If you have all this together and have your group of shareholder perhaps get in contact with a local accountant who could help you dealing with the company directors.


----------



## ang1170 (19 May 2014)

I know it's a bit late, but for BES companies I've been involved in there was always a shareholders agreement put in place at the time of the investment. Regardless of who the promoters are or how well you know them, I think this would be a sensible precaution to take.

 Without an agreement, minority shareholders in private limited companies have very little power over what they can do.


----------



## Good dog (16 Jun 2014)

laois1 said:


> I also am aware of someone who invested in a BES scheme related to the recycling business 2 years ago. Was promised by the director verbally that all BES money would be repaid in full. Got a call this year to say that things not going well with the company and that the directors are trying to sell the company at a loss. Will mean investors only get an offer of 10 % of their original investment back if buyers can be found. They have had the benefit of tax relief but even still will have to endure a substantial loss on the initial investment amount. There was a put and call agreement in place. Not sure if they have any comeback. All these BES schemes were heavily advertised in the Sunday business post annually. None mentioned the high risk nature of the schemes. Also I think there may be a tax clawback if the company folds making the losses even higher.

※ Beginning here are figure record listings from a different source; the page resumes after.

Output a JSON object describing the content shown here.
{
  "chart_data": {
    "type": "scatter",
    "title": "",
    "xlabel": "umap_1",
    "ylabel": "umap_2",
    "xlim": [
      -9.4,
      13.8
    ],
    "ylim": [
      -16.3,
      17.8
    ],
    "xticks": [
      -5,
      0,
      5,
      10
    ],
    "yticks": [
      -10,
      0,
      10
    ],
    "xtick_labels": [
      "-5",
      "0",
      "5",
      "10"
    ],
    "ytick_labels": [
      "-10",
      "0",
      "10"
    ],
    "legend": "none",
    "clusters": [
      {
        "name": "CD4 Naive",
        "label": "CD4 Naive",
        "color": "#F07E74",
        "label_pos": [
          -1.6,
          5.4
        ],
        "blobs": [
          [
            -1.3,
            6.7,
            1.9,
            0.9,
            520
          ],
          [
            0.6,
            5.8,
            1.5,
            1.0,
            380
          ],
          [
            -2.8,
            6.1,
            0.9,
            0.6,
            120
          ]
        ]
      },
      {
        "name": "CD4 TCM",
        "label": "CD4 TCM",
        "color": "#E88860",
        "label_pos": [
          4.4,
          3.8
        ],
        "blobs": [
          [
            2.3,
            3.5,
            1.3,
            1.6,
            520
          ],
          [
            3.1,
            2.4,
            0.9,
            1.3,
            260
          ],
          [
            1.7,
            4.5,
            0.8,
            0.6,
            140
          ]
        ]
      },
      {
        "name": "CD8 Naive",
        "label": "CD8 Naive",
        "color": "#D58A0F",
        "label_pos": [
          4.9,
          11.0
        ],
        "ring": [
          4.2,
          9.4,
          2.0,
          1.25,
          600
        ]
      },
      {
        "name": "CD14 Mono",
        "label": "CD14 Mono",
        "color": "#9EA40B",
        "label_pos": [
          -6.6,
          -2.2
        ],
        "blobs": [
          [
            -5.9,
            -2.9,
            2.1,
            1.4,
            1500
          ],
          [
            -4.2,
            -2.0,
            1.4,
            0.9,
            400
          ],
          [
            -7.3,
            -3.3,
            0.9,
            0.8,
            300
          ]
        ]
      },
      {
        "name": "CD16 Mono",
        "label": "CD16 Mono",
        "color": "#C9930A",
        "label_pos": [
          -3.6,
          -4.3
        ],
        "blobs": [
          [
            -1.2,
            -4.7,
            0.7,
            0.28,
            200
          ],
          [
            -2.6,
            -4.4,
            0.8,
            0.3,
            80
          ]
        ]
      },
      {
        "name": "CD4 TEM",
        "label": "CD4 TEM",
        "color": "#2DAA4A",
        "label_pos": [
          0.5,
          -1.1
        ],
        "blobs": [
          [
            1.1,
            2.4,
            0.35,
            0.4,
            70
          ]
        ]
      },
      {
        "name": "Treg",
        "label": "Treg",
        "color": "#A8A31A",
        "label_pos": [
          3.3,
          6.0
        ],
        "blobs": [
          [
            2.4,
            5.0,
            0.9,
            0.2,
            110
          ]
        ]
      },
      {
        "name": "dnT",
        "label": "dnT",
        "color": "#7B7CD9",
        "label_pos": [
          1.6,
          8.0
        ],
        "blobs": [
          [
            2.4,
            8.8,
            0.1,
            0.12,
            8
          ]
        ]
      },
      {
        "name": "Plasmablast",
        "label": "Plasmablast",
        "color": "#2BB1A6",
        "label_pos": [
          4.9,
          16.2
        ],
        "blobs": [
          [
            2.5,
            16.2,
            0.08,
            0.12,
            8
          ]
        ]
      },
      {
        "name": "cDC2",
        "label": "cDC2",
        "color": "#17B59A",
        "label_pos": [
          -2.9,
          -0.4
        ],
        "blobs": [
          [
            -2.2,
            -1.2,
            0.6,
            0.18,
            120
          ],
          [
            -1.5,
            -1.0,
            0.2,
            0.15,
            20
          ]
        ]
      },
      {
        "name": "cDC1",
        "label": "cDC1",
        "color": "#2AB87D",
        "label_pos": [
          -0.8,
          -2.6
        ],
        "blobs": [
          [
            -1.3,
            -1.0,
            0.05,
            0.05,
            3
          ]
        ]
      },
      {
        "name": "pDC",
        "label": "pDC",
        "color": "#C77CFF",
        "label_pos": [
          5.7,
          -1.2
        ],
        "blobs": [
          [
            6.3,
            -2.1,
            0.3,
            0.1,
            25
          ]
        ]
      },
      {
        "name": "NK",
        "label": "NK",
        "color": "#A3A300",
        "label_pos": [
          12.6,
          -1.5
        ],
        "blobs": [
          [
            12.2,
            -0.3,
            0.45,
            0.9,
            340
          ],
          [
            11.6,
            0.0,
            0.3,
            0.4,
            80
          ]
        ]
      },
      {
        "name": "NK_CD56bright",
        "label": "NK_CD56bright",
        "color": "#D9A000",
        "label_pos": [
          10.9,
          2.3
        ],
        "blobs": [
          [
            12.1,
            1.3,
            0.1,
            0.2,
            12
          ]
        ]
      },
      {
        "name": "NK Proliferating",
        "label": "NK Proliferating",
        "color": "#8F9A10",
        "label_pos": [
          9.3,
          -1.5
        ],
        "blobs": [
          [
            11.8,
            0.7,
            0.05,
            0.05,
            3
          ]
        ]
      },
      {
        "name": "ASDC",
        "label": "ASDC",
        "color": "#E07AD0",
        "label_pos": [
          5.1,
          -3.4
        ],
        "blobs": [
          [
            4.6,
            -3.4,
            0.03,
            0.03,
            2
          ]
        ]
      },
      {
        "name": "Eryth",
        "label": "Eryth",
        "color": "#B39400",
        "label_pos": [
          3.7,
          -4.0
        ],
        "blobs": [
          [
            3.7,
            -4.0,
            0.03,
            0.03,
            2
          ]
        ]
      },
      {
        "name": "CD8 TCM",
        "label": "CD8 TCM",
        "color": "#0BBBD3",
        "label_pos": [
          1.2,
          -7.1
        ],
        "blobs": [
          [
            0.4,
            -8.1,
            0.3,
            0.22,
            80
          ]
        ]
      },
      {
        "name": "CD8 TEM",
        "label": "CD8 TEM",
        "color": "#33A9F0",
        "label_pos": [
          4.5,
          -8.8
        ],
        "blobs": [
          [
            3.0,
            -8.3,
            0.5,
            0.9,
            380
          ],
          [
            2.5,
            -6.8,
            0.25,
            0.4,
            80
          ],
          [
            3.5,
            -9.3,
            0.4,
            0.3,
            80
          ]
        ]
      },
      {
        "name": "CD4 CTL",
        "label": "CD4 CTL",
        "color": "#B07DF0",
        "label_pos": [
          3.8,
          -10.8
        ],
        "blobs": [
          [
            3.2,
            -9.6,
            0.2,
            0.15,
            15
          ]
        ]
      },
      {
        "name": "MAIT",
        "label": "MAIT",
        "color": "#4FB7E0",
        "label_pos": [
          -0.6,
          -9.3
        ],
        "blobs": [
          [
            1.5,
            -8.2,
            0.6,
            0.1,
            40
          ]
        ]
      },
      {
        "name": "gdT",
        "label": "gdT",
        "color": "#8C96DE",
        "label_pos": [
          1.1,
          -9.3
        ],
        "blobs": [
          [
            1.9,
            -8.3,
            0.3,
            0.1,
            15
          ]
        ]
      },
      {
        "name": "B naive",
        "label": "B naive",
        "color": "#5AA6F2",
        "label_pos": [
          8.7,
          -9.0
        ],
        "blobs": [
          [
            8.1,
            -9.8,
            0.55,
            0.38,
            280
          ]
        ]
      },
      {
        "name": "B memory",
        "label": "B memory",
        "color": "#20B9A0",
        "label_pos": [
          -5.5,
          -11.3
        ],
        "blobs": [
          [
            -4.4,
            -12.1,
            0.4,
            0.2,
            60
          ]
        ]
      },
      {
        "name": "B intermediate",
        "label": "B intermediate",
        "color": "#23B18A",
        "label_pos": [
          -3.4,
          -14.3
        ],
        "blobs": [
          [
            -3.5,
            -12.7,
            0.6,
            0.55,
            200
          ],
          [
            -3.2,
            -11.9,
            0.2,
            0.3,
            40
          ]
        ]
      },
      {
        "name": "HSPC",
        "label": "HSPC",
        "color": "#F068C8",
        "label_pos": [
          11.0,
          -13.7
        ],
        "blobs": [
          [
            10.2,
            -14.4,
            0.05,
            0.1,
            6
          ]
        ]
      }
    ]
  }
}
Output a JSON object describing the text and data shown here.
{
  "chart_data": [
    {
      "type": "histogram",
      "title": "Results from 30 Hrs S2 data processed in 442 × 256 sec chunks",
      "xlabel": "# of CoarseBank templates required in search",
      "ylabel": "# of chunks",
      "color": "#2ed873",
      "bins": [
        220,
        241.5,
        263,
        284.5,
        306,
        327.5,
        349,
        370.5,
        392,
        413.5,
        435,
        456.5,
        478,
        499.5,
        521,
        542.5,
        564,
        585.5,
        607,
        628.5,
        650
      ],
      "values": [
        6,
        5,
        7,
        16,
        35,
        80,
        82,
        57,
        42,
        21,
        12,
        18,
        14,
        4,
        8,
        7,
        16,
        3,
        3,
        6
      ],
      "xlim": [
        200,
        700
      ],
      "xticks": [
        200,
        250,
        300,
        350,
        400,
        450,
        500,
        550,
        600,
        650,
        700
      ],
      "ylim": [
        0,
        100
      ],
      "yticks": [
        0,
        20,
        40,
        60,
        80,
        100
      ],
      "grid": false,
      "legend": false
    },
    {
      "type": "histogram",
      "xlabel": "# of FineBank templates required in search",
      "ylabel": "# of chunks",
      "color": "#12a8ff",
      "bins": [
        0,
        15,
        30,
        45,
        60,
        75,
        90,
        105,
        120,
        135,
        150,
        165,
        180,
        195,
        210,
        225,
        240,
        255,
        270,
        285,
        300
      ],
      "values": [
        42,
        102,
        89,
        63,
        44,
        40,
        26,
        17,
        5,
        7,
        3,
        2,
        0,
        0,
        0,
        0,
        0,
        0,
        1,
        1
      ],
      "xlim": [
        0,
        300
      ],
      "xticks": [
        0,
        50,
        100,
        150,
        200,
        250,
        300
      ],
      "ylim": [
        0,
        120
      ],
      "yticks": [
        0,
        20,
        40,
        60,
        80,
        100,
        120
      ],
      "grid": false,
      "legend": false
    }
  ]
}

I know the company that you are referring to, I think at this stage the investors will not recover even 10% of their investment.


----------



## Good dog (16 Jun 2014)

I know some details of a larger fund, about 5 million was the fund value it now appears to be 'managed' by an off-shore company. I am aware of one operation that received over 1 million euro for a hair brained idea, it seems this 1 million was badly managed by the recipient and also by the firm managing the fund over the five years of the plan, the 'hair brained' idea never materialised but the 1 million was spent. I would certainly question the legality of the behaviour of both parties were I an investor in the fund. This firm has not paid back any of the investment. 
Should anyone that was an investor in a fund wants to pm me, perhaps I can assist.


----------



## Geoff (28 Mar 2015)

Be very careful of BES investments!There are too many companies like  "operating" in Ireland ....


----------